Hacía mucho tiempo que no vibraba tanto con un concierto como el del pasado jueves. Disfruté mucho con el de Fountains of Wayne, pero no recuerdo algo que me llegara tanto desde que vi a Antonio Vega en la sala Moby Dick.
Fue apoteósico. En directo Josh Rouse es un sentimiento con brazos y piernas, su voz es espectacular y su dominio de las intensidades con ella, en perfecta comunión con la canción, su ritmo, su letra, me hicieron pensar que estábamos ante alguien muy grande y obviamente infravalorado.
Con su pose pasota y su aspecto de protagonista de sensación de vivir (queriendo ser Dylan pero siendo Brandon), José Luis como le llamaban algunos (vive en España) interpretó con su acústica y el apoyo de Raúl (Refree) un repertorio en el que cada canción se hacía inmensa respecto al recuerdo que yo tenía de muchas de ellas.

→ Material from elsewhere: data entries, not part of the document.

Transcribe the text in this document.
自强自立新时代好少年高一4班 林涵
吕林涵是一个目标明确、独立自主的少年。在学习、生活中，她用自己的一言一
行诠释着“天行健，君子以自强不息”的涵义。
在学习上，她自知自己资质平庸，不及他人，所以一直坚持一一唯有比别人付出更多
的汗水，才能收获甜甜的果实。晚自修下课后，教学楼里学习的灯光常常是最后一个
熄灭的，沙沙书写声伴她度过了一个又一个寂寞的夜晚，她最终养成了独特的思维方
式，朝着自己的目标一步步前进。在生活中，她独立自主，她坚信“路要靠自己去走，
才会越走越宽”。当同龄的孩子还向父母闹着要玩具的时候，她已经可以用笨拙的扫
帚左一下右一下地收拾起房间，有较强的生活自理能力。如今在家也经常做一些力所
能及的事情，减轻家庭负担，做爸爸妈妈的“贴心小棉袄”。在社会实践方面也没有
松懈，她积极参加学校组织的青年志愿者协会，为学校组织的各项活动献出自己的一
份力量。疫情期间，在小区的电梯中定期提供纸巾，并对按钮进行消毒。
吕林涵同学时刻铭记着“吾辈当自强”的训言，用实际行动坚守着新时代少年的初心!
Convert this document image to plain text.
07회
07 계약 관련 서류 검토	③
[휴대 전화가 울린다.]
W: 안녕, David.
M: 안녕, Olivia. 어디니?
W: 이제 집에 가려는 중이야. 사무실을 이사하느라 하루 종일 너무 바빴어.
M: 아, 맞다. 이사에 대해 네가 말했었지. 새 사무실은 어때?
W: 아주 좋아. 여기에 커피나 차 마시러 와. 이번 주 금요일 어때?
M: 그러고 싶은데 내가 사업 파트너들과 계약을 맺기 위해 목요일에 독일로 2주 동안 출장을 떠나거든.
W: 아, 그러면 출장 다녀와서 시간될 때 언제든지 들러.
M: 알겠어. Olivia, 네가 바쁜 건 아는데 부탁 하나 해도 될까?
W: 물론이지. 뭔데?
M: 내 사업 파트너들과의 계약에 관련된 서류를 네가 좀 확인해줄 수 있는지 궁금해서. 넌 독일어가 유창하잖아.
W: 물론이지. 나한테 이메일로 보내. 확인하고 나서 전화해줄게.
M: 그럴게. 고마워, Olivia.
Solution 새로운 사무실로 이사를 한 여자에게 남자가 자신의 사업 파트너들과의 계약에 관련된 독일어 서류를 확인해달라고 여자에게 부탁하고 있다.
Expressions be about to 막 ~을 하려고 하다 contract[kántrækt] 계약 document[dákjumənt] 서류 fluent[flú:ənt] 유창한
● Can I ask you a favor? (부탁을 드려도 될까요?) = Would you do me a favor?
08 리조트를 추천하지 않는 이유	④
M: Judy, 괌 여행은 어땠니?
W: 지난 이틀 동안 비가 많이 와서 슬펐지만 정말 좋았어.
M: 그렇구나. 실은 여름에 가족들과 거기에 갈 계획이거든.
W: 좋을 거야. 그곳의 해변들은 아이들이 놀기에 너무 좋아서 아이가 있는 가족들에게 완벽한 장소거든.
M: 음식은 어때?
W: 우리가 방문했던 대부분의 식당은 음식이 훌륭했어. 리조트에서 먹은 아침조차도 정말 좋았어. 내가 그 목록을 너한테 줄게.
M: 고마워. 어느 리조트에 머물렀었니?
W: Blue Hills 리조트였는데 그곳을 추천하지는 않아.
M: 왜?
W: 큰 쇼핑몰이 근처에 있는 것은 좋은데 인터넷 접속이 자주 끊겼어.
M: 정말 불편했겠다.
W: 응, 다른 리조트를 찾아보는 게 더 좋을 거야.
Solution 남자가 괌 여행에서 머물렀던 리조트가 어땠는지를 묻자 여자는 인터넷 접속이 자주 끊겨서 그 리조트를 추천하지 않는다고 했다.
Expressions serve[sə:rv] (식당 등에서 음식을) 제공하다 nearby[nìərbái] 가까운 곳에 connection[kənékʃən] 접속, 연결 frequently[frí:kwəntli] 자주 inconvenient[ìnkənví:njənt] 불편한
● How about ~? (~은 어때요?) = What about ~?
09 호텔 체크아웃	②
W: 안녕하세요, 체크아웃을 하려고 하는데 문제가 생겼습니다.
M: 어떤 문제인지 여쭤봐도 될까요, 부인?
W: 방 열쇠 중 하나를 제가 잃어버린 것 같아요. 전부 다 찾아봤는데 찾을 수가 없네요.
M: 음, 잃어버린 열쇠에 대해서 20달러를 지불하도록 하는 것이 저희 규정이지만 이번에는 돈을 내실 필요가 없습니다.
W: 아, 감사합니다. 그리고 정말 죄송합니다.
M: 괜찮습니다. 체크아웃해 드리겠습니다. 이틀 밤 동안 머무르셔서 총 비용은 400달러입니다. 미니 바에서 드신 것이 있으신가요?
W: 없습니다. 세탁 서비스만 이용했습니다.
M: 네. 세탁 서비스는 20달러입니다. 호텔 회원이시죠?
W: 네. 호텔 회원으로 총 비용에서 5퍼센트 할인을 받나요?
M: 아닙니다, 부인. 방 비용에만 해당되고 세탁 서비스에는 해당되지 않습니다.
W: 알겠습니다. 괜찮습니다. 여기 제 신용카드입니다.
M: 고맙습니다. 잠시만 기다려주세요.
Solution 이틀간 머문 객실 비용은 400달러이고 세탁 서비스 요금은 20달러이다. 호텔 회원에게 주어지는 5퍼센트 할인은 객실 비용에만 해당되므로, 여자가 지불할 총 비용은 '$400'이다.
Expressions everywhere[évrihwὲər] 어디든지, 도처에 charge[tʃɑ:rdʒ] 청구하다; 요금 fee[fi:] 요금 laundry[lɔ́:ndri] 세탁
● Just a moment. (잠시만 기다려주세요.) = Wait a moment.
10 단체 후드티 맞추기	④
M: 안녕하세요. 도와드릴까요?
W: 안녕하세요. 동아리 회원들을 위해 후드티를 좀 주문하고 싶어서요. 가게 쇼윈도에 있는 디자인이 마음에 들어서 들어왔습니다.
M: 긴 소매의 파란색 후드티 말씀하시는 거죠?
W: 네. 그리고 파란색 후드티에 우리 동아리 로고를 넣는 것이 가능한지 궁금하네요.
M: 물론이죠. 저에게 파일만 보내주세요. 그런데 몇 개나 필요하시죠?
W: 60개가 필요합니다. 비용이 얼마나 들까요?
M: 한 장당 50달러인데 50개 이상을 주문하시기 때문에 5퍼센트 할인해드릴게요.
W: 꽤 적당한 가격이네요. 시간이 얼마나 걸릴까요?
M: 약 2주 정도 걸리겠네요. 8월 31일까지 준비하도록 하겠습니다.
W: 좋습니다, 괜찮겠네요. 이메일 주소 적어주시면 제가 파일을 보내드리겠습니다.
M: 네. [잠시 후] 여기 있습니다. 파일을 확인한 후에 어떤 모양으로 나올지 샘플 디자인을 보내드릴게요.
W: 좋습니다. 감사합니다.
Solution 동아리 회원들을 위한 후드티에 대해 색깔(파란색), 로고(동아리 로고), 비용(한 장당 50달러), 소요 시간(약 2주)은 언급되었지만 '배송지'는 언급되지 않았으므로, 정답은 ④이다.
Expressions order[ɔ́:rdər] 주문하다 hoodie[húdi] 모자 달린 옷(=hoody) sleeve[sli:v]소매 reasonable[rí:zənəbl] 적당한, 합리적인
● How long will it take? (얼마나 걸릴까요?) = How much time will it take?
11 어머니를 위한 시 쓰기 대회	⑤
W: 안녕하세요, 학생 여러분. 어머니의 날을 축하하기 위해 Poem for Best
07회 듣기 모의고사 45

Especialmente las canciones de "Nashville" que hasta ahora me parecían en su mayoría dignas compañeras de la maravillosa "It's the nightime" (como eché de menos ese sonido de steel guitar en el estribillo), se convertían en perlas seleccionadas de un repertorio aparentemente ilimitado.
Canciones como Quiet Town, casi susurrada, contada más que cantada, se hacían emocionantes y cercanas. Fue la segunda, y ya uno tenía sensación de estar en uno de los grandes conciertos de los últimos tiempos.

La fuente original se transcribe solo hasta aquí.